2. winding tooth according to claim 1, wherein the Weckzahn (3) comprises a stack of laminations, which are stacked in the transverse direction (Z), wherein a first lamination with a first geometry and a second lamination are provided with a second geometry, wherein the first Geometry a width of the tooth head (5) in the extension direction (E) provides that is greater than the width of the tooth head (5) in the extension direction (E) in the second geometry to provide a grading of the tooth head (5), wherein the second lamination in particular corresponds to a last lamination of the stack of laminations.

3. winding tooth according to claim 1 or 2, wherein the toothed shaft (4) at at least one end with respect to the transverse direction (Z) which is perpendicular to the extension direction (E) and perpendicular to the tooth tip direction (U), tapers.

4. winding tooth according to claim 3, wherein the winding tooth (3) comprises a stack of laminations, which are stacked in the transverse direction (Z), wherein a first lamination with a first geometry and a second lamination are provided with a second geometry, wherein the first Lamination with the first geometry a width of the toothed shaft (4) across to its extension means (E) provides that with respect to the tooth head direction (U), in which the tooth head (5) over the toothed shaft (4) protrudes, is greater than the corresponding width of the toothed shaft (4) in the second lamination of the second geometry ,

Machine component, in particular stator or rotor of an electrical machine, with one or more winding teeth (3) according to one of claims 1 to 4.

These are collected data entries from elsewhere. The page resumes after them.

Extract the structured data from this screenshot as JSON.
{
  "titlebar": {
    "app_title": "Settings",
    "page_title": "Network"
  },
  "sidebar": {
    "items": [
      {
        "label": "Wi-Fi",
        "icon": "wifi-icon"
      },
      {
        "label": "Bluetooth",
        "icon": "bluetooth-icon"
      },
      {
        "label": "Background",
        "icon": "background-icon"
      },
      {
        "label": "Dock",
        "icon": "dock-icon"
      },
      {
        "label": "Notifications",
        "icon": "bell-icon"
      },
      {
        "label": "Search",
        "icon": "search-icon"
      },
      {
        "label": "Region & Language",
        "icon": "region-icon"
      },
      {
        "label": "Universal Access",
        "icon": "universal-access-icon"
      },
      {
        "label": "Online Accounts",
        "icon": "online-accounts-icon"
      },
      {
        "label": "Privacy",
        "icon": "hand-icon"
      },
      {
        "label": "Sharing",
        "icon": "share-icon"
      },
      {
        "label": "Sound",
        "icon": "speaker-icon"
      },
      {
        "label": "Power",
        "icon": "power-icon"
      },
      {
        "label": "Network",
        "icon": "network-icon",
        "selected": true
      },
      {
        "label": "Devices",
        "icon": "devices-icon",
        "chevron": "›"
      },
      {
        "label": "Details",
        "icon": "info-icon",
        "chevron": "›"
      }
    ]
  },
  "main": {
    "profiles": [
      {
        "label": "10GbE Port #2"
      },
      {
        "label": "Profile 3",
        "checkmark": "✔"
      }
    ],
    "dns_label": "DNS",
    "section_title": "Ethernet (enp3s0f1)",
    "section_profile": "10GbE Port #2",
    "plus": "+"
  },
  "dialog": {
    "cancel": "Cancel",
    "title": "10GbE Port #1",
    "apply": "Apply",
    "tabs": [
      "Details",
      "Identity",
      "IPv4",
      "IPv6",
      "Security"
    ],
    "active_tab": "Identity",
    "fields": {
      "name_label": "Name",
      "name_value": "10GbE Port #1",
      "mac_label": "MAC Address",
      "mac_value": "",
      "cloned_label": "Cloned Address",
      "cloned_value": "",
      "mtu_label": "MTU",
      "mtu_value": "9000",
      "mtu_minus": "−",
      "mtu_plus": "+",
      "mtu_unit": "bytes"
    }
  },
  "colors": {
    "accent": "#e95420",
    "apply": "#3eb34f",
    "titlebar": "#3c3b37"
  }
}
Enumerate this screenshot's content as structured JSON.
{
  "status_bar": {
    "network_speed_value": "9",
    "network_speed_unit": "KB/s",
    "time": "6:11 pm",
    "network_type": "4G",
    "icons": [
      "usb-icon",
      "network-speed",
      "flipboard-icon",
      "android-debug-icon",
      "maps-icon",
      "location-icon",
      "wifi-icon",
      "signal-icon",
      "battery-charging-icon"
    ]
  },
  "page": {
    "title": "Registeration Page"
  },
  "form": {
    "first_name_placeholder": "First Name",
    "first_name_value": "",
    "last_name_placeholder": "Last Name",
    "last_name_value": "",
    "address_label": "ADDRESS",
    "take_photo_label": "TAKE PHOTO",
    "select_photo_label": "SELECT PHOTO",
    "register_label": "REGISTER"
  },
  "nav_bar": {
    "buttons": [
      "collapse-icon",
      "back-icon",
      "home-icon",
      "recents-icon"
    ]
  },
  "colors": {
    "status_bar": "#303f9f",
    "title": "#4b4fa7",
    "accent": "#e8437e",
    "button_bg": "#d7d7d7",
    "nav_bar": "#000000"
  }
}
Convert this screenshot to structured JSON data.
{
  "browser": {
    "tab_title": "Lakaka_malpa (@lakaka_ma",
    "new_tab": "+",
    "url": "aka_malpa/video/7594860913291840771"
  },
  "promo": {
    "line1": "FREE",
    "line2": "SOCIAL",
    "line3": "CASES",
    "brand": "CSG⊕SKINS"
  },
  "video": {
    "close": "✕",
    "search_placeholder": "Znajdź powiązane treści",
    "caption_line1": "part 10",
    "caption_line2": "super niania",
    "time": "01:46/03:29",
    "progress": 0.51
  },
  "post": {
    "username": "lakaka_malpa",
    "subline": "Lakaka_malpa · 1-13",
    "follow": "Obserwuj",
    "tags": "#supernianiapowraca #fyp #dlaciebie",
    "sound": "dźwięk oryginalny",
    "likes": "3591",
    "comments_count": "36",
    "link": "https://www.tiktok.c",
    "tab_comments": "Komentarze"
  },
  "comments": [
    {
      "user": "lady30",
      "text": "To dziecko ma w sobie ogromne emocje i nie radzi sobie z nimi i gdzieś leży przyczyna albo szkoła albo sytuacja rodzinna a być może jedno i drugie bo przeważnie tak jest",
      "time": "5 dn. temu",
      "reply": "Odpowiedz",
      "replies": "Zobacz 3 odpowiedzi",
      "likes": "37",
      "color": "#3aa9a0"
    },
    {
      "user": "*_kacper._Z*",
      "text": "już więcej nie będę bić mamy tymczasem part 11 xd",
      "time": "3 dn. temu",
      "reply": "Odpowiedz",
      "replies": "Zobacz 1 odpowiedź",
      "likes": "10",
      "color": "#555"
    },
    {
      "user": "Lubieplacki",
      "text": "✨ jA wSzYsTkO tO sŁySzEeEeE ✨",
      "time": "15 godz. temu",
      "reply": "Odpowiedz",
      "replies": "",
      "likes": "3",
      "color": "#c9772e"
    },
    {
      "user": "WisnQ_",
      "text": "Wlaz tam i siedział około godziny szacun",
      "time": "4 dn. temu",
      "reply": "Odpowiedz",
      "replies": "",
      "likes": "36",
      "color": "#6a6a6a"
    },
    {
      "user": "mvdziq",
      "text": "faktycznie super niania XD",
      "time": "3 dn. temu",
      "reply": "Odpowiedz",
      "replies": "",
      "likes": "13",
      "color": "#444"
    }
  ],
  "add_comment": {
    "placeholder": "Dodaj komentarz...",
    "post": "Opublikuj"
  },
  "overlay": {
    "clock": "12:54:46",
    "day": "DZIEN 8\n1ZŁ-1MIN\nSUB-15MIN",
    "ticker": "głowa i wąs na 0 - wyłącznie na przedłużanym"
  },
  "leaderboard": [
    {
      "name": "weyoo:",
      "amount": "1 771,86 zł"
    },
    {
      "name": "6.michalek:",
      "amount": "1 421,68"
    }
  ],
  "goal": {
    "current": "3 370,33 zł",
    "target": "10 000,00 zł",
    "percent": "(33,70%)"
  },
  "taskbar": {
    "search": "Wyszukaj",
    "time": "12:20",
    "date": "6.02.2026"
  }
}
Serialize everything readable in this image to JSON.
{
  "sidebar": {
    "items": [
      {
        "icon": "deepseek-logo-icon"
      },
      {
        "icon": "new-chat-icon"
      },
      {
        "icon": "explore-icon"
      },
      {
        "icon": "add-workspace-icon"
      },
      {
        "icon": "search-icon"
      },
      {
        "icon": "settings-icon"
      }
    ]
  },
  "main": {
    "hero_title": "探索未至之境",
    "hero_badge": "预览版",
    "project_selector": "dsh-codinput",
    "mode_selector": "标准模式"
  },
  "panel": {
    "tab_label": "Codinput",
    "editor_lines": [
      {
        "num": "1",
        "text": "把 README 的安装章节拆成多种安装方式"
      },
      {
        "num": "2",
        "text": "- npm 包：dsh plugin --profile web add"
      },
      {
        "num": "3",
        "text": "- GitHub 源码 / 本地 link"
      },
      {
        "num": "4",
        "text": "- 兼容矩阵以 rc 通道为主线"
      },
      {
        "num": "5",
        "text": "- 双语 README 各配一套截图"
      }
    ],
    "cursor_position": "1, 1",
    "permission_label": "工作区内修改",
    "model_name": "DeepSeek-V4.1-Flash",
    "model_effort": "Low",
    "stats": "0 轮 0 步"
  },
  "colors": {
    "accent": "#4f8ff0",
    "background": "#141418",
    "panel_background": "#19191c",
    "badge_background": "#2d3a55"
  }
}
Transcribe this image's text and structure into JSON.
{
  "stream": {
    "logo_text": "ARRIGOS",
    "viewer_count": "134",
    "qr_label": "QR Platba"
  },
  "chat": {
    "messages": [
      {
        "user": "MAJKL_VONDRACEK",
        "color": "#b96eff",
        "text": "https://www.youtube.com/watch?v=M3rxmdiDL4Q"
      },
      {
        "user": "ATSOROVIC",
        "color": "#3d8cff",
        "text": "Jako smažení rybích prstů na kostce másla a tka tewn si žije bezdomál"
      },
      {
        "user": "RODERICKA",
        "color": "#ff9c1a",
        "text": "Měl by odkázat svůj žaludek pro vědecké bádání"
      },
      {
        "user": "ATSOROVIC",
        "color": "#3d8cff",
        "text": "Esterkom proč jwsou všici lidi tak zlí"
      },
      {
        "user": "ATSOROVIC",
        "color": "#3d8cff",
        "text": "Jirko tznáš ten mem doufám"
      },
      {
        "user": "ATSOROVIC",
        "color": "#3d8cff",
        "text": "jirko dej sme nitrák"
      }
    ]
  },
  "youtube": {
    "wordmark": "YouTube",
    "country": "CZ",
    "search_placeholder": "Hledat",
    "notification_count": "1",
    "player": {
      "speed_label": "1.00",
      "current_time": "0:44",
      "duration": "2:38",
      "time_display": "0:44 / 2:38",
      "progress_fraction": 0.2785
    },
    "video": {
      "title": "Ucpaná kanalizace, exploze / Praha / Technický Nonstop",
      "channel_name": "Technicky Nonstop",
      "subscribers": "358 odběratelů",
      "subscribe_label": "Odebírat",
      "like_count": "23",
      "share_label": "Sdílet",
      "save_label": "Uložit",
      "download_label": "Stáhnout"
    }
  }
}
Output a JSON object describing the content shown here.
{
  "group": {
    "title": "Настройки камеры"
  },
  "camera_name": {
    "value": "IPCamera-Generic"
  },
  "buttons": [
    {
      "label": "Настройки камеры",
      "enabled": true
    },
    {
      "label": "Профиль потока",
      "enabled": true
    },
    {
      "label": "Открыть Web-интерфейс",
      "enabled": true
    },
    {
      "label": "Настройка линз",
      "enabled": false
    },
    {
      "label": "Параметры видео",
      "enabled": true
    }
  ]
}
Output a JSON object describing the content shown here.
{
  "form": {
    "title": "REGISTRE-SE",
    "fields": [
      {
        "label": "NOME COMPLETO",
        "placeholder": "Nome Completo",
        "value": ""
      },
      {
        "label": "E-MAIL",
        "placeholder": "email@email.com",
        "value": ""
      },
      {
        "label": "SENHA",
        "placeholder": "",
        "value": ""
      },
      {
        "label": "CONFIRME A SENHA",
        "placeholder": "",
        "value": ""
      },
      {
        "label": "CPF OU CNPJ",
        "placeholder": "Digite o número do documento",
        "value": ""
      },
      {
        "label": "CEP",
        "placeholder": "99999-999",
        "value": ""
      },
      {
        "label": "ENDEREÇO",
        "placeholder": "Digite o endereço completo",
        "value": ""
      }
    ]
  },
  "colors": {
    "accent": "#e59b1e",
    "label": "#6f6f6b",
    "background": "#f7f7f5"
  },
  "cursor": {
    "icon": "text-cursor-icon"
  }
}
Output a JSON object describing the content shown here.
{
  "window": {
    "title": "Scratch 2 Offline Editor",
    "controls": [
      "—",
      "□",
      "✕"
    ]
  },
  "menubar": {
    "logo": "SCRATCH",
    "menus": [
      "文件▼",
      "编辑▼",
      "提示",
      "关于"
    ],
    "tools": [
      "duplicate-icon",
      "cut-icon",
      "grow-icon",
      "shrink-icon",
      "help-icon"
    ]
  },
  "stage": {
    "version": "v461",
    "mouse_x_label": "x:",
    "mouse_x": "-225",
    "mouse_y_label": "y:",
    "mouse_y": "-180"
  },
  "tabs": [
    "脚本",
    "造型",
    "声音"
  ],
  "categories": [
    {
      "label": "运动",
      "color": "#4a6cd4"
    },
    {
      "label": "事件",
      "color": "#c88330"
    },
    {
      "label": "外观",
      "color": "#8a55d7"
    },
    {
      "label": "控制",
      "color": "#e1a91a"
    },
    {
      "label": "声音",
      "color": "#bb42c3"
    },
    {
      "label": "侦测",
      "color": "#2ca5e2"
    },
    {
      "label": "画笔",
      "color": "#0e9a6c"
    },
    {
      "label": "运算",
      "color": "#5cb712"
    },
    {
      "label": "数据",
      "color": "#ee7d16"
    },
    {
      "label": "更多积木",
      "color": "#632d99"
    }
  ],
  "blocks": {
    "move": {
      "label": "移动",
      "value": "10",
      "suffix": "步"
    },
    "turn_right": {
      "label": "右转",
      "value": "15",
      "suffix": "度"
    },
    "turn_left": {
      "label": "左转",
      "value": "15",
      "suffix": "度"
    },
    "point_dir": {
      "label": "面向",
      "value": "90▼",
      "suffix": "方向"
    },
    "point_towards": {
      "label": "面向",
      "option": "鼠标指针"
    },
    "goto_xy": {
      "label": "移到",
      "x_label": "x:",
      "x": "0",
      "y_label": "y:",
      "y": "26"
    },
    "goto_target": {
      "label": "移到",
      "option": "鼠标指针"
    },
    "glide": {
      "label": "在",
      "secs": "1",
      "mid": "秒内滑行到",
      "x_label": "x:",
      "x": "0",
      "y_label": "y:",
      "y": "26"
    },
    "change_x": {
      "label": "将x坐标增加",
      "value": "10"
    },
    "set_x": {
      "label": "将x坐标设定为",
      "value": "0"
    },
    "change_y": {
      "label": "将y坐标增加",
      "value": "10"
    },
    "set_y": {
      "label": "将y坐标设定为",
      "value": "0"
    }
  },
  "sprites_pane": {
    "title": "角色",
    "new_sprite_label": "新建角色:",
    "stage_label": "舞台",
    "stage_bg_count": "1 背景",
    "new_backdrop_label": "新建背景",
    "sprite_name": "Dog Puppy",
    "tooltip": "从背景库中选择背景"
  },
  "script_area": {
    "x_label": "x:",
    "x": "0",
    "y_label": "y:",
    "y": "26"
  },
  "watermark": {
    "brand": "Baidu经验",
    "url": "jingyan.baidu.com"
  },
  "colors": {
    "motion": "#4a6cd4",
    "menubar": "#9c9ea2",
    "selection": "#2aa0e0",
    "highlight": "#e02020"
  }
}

Machine component, in particular stator or rotor of an electrical machine, having one or more winding teeth (3) according to one of Claims 3 and 4, at least one of the dressing teeth (3) being provided with an insulating part (12) which is shaped in such a way one or both of the tapered ends of the toothed shaft (4) covered.

A machine component for an electric machine having a toothed tooth (3) with a toothed shaft (4) and a stator section, wherein the toothed shaft (4) is arranged with one end with respect to its extension (E) on the stator section, the stator section being arranged in a stator Direction (U) perpendicular to the extension (E) of the toothed shaft (4),

wherein the stator section is tapered at at least one end with respect to a transverse direction (Z) that is perpendicular to the extension direction (E) and perpendicular to the stator direction.

A machine component according to claim 7, wherein the toothing tooth (3) has a tooth tip (5) disposed at a further end of the tooth shank (4) with respect to an extension (E) of the tooth shank (4) and which is in a tooth tip direction (U ), which corresponds to the stator direction, projects perpendicular to the extension means (E) beyond the toothed shaft (4),

wherein the tooth tip (5) is tapered at at least one end with respect to the transverse direction (Z).

9. A machine component according to claim 8, wherein the toothed shaft (4) is tapered at at least one end with respect to the transverse direction (Z).

10. Machine component according to one of claims 7 to 9, wherein the winding tooth (3) comprises a stack of laminations, which are stacked in the transverse direction (Z), wherein a first lamination with a first geometry and a second lamination are provided with a second geometry wherein the first lamination of the first geometry provides a width of the tooth shank (4) transversely to its direction of extent (E) which protrudes beyond the tooth shank (4) with respect to the tooth head direction (U) in which the tooth head (5) projects is greater than the corresponding width of the toothed shaft (4) in the second geometry.

1 1. A machine component according to any one of claims 5 to 10, wherein the winding teeth (3) are wound with winding wire, which forms a winding.

12. Machine component according to one of claims 5 to 1 1, wherein the machine component of a plurality of similar segments each having one or more winding teeth (3) is composed.

13. Electrical machine with a machine component according to one of claims 5 to 12.